Глаза Теи сузились на долю секунды, пока она не поняла, что он ее дразнит. Она отвела взгляд, но уголки ее губ дрогнули. Больше всего на свете ему хотелось снова поцеловать жену и убедиться, сможет ли он заставить ее стонать, как прошлой ночью.
Но он сам заварил эту кашу. И в том, что его не пускают в собственную постель, виноват лишь он сам.
Он устроился в комнате для гостей и раскрыл книгу в надежде, что у лорда Всезнайки найдется для него парочка мудрых советов.
Глава двенадцатая
Рвотокалипсис закончился.
Девочки проснулись и теперь, непоседливые, голодные, просили блинчиков. Тея еще не отошла от ярких снов и была взвинченная, разгоряченная и чего-то ждущая. Натянув легинсы, она последовала за девочками вниз. Дверь у Гевина была закрыта, так что он или еще спал, или…
Оказалось, он уже проснулся, принял душ и готовил кофе. Надо же! Ну ладно.
– Папа! – Амелия бросилась к нему и обхватила руками его ноги.
– Доброе утро, малышка, – сказал он, положив руку ей на голову. – Тебе уже лучше?
– Хочу блинсиков, – ответила дочка.
– Заказ принят, сейчас сделаем. – Он посмотрел на Аву. – Ты тоже хочешь блинчиков, егоза? – Дочка кивнула и прижала к себе плюшевую утку.
Гевин обернулся и посмотрел на Тею извиняющимся взглядом. Уголки его губ приподнялись в заискивающей полуулыбке.
– Доброе утро, – сказал он. – Кофе?
– Гм, можно. – Она прошаркала к стойке и уселась на один из высоких стульев. Мгновение спустя он поставил перед ней дымящуюся кружку.
– Хочешь, испеку блинчики?
– Я сама могу испечь. – Она поднесла кружку к губам. Кофе был вкусный, с ванильными сливками и сахаром.
– Знаю, что можешь, – спокойно сказал он. – Но, может, отдохнешь для разнообразия?
Это была передышка. Блинное перемирие. Глупо было бы начать спор из-за мелочей, хотя в последние дни только этим Тея и занималась. Но сейчас она смягчилась.
– Ну ладно.

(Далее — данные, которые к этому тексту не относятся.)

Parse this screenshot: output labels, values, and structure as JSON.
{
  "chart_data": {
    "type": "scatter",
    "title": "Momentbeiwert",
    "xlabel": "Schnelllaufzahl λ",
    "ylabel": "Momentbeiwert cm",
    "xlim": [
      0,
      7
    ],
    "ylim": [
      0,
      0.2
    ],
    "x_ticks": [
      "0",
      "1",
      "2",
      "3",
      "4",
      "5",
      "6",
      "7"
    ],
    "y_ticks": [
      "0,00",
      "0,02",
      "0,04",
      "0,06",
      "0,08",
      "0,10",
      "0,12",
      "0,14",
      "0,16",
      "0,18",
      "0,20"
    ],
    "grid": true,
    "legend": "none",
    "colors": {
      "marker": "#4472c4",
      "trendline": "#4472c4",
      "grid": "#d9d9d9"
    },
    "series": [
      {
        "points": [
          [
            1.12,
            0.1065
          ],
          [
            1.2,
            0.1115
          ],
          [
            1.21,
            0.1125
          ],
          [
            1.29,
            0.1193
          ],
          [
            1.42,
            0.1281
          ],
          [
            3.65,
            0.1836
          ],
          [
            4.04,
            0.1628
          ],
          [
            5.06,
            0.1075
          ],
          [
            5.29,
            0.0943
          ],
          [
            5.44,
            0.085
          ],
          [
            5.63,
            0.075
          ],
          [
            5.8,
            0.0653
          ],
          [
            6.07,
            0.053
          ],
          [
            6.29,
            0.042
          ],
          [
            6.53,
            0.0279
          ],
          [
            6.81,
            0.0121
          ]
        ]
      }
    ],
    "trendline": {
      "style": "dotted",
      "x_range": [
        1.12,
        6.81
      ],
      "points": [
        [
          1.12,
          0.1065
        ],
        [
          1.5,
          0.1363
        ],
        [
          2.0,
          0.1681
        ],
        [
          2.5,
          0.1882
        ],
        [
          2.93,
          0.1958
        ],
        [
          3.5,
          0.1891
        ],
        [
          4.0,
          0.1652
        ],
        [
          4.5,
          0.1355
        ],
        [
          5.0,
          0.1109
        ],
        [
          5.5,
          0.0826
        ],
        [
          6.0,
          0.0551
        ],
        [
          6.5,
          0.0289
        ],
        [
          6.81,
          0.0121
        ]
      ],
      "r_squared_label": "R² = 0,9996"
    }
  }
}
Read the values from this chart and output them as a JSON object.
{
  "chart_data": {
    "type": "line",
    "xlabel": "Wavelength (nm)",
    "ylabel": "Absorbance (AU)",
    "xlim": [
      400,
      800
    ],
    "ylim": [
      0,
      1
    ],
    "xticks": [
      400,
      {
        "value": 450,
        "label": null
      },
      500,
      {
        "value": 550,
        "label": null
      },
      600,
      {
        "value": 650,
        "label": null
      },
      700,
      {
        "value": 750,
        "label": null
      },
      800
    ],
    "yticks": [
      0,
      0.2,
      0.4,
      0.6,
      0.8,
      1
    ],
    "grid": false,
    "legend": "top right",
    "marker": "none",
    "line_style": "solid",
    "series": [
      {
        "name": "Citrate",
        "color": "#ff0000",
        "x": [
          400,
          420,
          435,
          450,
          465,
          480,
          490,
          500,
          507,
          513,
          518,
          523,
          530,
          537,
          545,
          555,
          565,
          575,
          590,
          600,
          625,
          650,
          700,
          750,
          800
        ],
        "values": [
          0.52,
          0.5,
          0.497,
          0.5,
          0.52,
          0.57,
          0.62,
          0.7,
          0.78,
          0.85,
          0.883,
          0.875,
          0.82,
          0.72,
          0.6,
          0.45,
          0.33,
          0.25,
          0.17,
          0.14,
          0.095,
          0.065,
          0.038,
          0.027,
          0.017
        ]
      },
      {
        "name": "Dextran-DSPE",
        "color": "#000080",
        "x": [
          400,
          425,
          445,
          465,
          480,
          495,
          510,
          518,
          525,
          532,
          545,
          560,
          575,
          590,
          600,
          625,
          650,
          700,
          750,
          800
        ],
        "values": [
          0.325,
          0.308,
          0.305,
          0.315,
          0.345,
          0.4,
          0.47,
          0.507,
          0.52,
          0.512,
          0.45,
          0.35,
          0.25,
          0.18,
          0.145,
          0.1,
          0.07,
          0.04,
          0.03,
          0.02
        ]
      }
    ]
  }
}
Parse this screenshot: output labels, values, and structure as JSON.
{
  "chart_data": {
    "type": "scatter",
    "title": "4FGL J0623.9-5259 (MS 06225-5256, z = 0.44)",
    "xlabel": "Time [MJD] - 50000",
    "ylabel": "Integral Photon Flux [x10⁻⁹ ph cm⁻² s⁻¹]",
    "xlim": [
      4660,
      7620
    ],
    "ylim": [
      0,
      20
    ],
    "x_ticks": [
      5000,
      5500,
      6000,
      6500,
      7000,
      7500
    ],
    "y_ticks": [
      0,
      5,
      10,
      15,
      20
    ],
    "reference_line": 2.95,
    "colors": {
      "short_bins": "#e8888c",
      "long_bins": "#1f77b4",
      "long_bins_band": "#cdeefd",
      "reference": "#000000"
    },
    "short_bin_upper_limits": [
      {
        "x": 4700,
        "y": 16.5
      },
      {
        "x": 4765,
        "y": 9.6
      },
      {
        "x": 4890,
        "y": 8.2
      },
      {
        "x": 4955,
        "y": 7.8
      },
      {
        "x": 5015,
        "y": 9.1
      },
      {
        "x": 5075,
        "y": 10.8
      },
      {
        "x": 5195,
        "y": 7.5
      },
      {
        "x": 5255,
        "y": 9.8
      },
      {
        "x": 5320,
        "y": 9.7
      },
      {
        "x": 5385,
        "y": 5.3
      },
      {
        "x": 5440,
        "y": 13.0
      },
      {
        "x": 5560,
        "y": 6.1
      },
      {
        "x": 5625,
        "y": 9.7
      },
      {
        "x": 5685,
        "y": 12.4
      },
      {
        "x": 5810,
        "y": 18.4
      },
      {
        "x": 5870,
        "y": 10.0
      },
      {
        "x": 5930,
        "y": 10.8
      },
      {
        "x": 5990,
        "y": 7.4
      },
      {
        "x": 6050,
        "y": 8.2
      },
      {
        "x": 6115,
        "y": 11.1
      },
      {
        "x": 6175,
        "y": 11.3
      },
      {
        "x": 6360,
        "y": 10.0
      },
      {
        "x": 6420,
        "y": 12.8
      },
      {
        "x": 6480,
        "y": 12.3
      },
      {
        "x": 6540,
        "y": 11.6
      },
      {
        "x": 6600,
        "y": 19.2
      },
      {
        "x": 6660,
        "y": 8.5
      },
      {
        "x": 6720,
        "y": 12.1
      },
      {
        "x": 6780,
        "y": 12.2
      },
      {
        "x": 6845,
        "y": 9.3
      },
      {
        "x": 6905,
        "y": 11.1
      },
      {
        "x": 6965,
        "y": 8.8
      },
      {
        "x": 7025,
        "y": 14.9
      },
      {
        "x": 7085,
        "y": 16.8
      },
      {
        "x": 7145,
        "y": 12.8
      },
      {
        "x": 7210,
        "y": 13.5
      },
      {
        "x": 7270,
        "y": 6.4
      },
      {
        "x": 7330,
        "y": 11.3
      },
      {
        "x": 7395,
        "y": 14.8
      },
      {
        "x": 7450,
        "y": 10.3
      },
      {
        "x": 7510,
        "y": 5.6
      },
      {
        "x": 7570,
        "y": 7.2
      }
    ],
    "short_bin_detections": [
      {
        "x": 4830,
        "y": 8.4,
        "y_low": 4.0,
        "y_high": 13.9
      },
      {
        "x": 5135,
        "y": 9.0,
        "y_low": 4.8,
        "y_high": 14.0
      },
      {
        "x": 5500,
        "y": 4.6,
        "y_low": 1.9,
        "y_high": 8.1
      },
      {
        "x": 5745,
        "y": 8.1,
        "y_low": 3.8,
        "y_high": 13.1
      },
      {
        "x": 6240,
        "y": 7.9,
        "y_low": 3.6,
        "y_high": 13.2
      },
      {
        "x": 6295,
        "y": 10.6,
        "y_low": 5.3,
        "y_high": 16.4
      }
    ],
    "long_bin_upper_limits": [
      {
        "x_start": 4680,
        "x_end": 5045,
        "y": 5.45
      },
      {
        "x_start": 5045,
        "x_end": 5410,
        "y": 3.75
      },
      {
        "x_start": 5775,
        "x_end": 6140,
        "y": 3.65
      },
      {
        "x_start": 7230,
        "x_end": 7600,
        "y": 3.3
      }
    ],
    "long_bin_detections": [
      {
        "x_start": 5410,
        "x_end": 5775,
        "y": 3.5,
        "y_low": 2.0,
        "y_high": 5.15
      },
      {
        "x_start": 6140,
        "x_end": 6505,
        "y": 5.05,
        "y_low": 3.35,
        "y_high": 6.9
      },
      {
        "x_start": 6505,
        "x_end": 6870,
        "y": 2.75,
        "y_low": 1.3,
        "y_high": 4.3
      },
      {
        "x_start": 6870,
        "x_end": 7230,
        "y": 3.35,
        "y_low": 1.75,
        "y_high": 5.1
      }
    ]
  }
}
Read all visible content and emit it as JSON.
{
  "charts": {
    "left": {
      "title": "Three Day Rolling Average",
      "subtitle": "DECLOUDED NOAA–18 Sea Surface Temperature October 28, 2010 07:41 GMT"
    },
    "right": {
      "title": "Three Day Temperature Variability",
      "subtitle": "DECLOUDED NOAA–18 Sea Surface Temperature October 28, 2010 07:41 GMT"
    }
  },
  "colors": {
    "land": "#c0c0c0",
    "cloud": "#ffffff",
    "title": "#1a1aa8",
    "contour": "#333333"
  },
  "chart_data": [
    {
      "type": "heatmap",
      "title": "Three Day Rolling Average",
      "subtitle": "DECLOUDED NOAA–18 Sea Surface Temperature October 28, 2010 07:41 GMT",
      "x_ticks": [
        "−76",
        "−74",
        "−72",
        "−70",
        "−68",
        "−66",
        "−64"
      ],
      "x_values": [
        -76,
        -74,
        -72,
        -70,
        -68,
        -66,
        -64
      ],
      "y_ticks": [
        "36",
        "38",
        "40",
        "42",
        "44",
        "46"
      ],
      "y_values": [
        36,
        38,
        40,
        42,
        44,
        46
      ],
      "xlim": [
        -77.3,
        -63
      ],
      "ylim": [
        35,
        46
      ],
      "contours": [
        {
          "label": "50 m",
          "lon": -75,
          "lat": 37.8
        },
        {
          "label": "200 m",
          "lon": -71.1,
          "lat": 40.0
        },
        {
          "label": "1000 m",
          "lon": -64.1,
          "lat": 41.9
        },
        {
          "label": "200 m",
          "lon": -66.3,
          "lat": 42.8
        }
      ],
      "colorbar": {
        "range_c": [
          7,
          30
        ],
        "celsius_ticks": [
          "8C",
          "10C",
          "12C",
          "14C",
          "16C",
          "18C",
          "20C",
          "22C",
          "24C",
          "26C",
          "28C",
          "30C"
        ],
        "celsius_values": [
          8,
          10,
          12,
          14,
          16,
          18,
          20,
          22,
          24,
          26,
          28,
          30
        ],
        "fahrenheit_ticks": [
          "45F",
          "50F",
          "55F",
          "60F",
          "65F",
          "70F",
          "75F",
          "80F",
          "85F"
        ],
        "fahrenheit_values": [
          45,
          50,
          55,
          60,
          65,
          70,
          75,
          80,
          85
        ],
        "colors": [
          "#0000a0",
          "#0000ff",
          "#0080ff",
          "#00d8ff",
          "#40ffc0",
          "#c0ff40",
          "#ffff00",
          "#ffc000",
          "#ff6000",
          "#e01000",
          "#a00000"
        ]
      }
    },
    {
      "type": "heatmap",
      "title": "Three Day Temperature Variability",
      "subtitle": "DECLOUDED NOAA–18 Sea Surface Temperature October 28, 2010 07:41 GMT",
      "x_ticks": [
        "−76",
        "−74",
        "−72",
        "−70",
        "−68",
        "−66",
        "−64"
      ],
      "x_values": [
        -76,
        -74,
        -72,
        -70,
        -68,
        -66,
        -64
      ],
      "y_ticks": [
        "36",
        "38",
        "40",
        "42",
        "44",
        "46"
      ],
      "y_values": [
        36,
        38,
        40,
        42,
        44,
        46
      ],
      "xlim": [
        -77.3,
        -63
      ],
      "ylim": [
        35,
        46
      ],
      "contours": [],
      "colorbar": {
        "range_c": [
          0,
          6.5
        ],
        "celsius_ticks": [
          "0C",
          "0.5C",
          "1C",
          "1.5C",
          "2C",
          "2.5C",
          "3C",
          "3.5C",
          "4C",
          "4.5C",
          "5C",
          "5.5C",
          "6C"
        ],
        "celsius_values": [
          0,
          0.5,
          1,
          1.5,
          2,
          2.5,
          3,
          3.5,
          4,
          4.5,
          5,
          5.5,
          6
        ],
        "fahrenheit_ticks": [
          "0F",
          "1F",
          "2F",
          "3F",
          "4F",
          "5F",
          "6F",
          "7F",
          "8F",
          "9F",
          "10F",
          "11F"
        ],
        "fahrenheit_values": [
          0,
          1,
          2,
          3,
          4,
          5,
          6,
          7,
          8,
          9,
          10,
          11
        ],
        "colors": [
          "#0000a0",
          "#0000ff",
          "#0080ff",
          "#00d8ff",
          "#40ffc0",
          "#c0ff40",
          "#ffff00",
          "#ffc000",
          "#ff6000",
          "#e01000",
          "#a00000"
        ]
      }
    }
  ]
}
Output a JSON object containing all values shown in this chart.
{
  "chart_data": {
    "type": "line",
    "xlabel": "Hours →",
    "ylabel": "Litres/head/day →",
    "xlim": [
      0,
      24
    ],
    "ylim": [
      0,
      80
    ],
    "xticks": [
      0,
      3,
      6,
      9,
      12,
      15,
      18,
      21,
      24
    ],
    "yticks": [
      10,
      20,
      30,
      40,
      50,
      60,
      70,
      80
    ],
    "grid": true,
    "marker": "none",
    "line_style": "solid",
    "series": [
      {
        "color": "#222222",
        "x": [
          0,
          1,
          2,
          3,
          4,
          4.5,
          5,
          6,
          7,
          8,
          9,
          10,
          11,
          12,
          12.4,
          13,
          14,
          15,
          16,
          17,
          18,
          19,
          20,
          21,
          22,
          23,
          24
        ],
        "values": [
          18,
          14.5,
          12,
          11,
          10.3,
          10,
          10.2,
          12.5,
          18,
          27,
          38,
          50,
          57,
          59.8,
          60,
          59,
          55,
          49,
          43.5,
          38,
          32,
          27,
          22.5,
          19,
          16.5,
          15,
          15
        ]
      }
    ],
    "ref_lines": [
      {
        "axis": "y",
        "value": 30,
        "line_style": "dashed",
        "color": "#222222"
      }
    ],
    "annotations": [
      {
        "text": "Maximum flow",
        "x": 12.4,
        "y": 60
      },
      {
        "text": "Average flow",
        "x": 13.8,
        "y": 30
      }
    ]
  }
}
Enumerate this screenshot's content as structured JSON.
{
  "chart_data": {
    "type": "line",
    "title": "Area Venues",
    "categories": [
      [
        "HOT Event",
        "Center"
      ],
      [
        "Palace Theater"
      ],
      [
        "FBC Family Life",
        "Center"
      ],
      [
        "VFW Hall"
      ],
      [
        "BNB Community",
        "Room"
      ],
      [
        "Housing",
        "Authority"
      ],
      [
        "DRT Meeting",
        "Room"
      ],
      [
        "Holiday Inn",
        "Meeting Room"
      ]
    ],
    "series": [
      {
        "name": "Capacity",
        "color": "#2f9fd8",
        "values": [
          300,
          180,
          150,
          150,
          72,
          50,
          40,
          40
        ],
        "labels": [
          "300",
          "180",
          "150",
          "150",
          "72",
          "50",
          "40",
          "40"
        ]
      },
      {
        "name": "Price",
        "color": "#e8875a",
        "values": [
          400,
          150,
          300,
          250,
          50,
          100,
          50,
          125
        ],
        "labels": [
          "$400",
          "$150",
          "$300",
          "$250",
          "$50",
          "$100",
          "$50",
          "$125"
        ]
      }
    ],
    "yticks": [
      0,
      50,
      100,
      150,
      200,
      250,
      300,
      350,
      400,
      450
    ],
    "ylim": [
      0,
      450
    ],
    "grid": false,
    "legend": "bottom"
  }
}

Пеки.
Гевин просиял, будто она только что позволила ему вернуться в спальню.
– А где Лив? – спросила Тея, вставая.
– Наверное, в подвале. Не видел ее.
Тея подошла к двери в подвал. Открыла ее и прислушалась, но ничего не услышала. Она прокралась вниз по лестнице, завернула за угол и чуть не расхохоталась. Лив лежала ничком на кровати, полностью одетая. Копна спутанных волос разметалась по подушке.
Тея на цыпочках попятилась назад.
– Я уже проснулась, – пробормотала Лив.
Тея обернулась.
– Прости.
Лив застонала и перевернулась на спину.
– Тяжелая смена?
– Ненавижу тех, кто ходит в ресторан на День благодарения! Конченые мерзавцы. Я уже видеть не могу тыквенный пирог, никогда в жизни не буду его печь.
Тея прислонилась к стене и отхлебнула кофе.
– Во сколько же ты вернулась?
– А сейчас сколько? – Лив зевнула.
– Восемь.
– Значит, четыре часа назад.
Тея поперхнулась.
– Ты работала до четырех?
– Ненавижу свою жизнь!
– При чем здесь жизнь? Работу.
– В День благодарения работала до четырех утра. Так что моя работа и есть жизнь.
Тея поднялась наверх. От картины, которую она увидела на кухне, у нее перехватило дыхание.